If you had asked me at twenty-seven years old what my life plan is, I would have laughed at you. I didn’t have a plan. I knew what I was supposed to do. I knew what society, my friends and family expected of me, and I tried doing it. I got married. I got a job in an office. I made money. I was miserable, but I was doing what I was supposed to do. If you had told me that instead I’d divorce my husband and move to the Czech Republic, and spend the next seven years traveling the world and wind up at a Buddhist Center in Northern California, I probably wouldn’t have believed you.
But somewhere in the midst of living the life I thought I was supposed to live, I realized I wasn’t happy. Or rather I was forced to realize I wasn’t happy. Looking back I feel like I was too dumb or too scared to see I wasn’t living my life the way I wanted. I was living the life other people wanted to me to live. But, my relationships were failing, my career was less than fulfilling, I was miserable.
I was checking off all of the boxes (Job? Check! Married? Check!) but it didn’t make me happy. I realized what I wanted from life wasn’t what most people wanted. I wanted a life of adventure, freedom, love, and learning. Staying in one place for twenty years, working in an office every day was not what I wanted from life.
Of course, living a life of freedom and adventure, love and learning isn’t enough. I still needed and wanted an amazing partner, enough money for what I need, and to live in a place that fuels my creativity. And why the hell not? Why settle down in a life that doesn’t fit?
But explaining your life goals and dreams to family and friends isn’t always easy. Most people don’t understand. When you live your life in an unusual way – traveling, living abroad, volunteering, not having babies, starting your own business – it makes people uncomfortable. It’s just too risky for stable minded people. They don’t understand it. They fear it, and you. They might even be envious of you. And that’s okay. Just take it in stride.

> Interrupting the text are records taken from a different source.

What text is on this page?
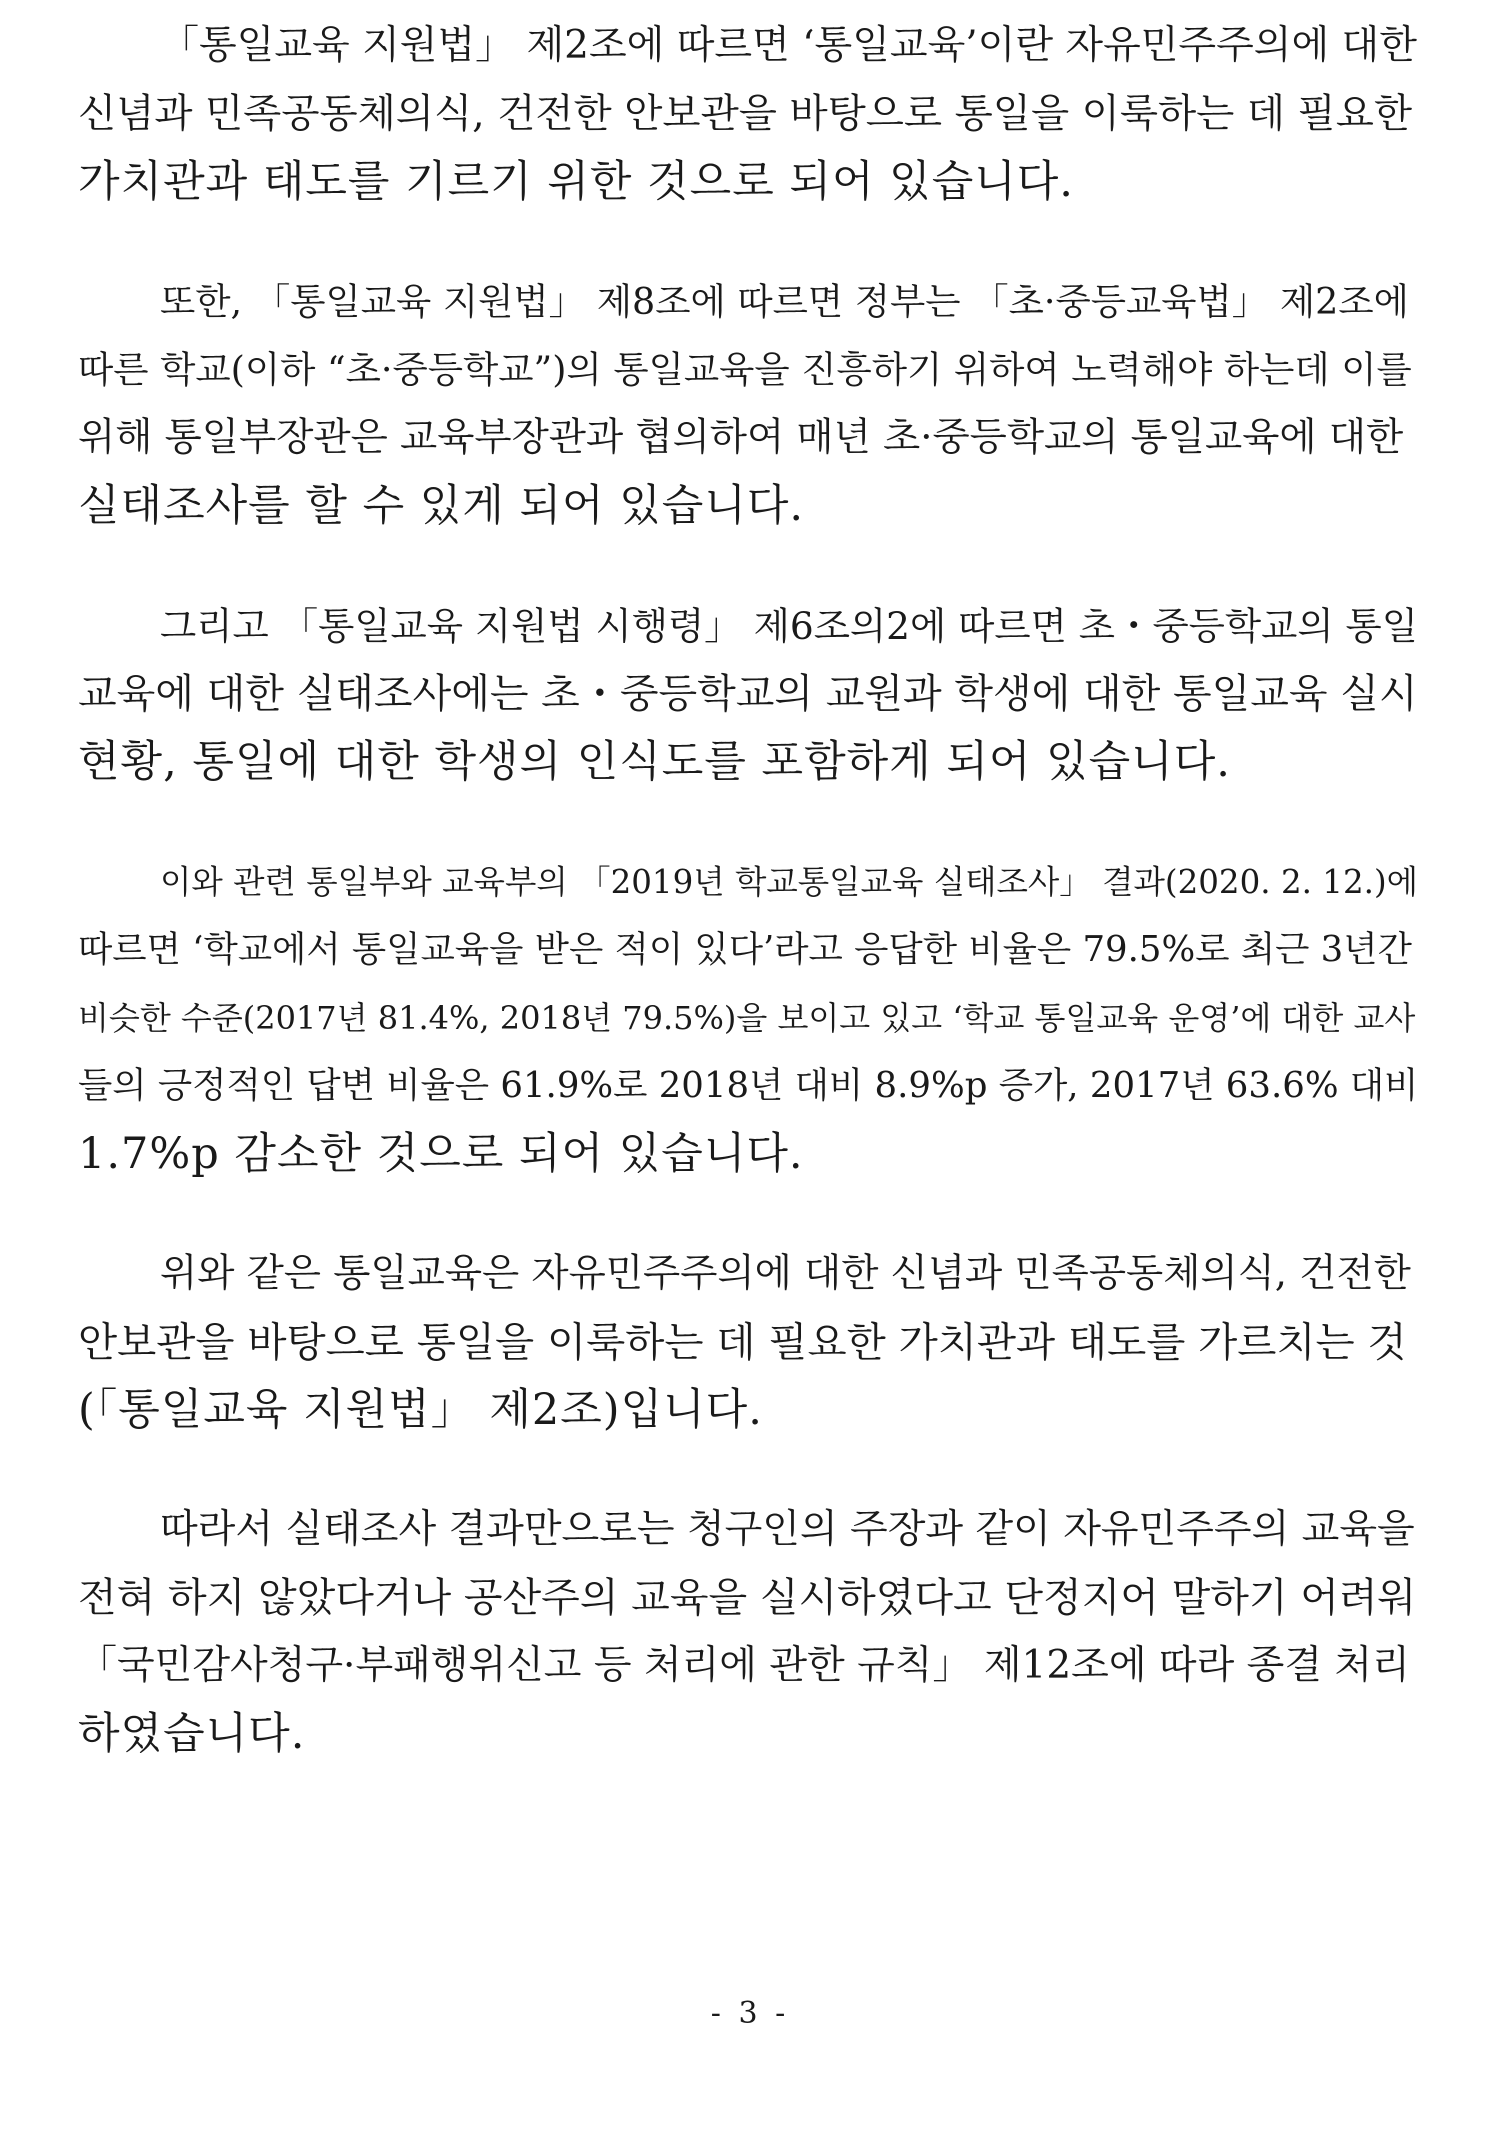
「통일교육 지원법」 제2조에 따르면 ‘통일교육’이란 자유민주주의에 대한
신념과 민족공동체의식, 건전한 안보관을 바탕으로 통일을 이룩하는 데 필요한
가치관과 태도를 기르기 위한 것으로 되어 있습니다.

또한, 「통일교육 지원법」 제8조에 따르면 정부는 「초·중등교육법」 제2조에
따른 학교(이하 “초·중등학교”)의 통일교육을 진흥하기 위하여 노력해야 하는데 이를
위해 통일부장관은 교육부장관과 협의하여 매년 초·중등학교의 통일교육에 대한
실태조사를 할 수 있게 되어 있습니다.

그리고 「통일교육 지원법 시행령」 제6조의2에 따르면 초・중등학교의 통일
교육에 대한 실태조사에는 초・중등학교의 교원과 학생에 대한 통일교육 실시
현황, 통일에 대한 학생의 인식도를 포함하게 되어 있습니다.

이와 관련 통일부와 교육부의 「2019년 학교통일교육 실태조사」 결과(2020. 2. 12.)에
따르면 ‘학교에서 통일교육을 받은 적이 있다’라고 응답한 비율은 79.5%로 최근 3년간
비슷한 수준(2017년 81.4%, 2018년 79.5%)을 보이고 있고 ‘학교 통일교육 운영’에 대한 교사
들의 긍정적인 답변 비율은 61.9%로 2018년 대비 8.9%p 증가, 2017년 63.6% 대비
1.7%p 감소한 것으로 되어 있습니다.

위와 같은 통일교육은 자유민주주의에 대한 신념과 민족공동체의식, 건전한
안보관을 바탕으로 통일을 이룩하는 데 필요한 가치관과 태도를 가르치는 것
(「통일교육 지원법」 제2조)입니다.

따라서 실태조사 결과만으로는 청구인의 주장과 같이 자유민주주의 교육을
전혀 하지 않았다거나 공산주의 교육을 실시하였다고 단정지어 말하기 어려워
「국민감사청구·부패행위신고 등 처리에 관한 규칙」 제12조에 따라 종결 처리
하였습니다.

- 3 -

The trick is to not let all of that fear and doubt rub off on you. The last thing you need is to start doubting yourself. So how do you keep living your life the way YOU want? Here are some tips to help you figure that out.
- Give people the tools to educate themselves. We spend a lot of our time explaining ourselves to people. We try to explain why we are moving to Europe, or why we have decided to change careers. We struggle to make people understand our POV, and explain (over and over) what we are after. Well, stop. It won’t work. You can talk ’til you’re blue in the face, but it won’t change anyones mind. The best idea is to give friends and family the tools to educate themselves. I have sent my friends and family as much information about Ratna Ling as I possibly can. That’s all I can do. It’s up to them to read it, and ask me questions. I can’t force them to accept my choices, but I can make it their responsibility to educate themselves about it. I can’t have a meaningful dialogue about my life choices with someone who can’t take the time to educate themselves about it.
- Find a community of like-minded people. It’s a lot easier to live your dream when you have a group of people around you who “get it”. Start limiting your time with people who don’t understand what you are doing.
- Commit to your lifestyle in thought and action. Start a routine that includes yoga and meditation. Make time for the things which are important to you. Whether it’s writing, painting, exercising, singing… make it a part of your daily practice. Making creativity and inner connection a part of your daily ritual will help you in making it a part of your life.
- Allow yourself the freedom to change, even if nobody else will. I’m not the same person I was at sixteen. I’m not even the same person I was at twenty-six. Thank goodness! I should hope that we all grow and change over time. I don’t have the same priorities I did in my twenties, and that’s okay with me. I’m GLAD that getting wasted and dancing the night away isn’t my main goal in life. It was fun while it lasted, but that ain’t me anymore. But, people are comfortable with the YOU they first met. It fits into their idea of who you are, and that fits into their life. When your life shifts and your priorities change, it forces other people to change their idea of you. That makes some people uncomfortable. Don’t let that stop you from growing and changing. If your friends and family are having trouble adjusting to your new lifestyle, job, or home – that’s a THEM problem. Not a YOU problem. You just go on being awesome.
- Stay strong. You know deep down inside that you are a badass. You know that you are doing what’s right for you. Seeking the approval of others is an uphill battle that you’ll eventually lose. Do the best you can, every day. Don’t beat yourself up when you don’t. The only persons happiness that you are responsible for is your own.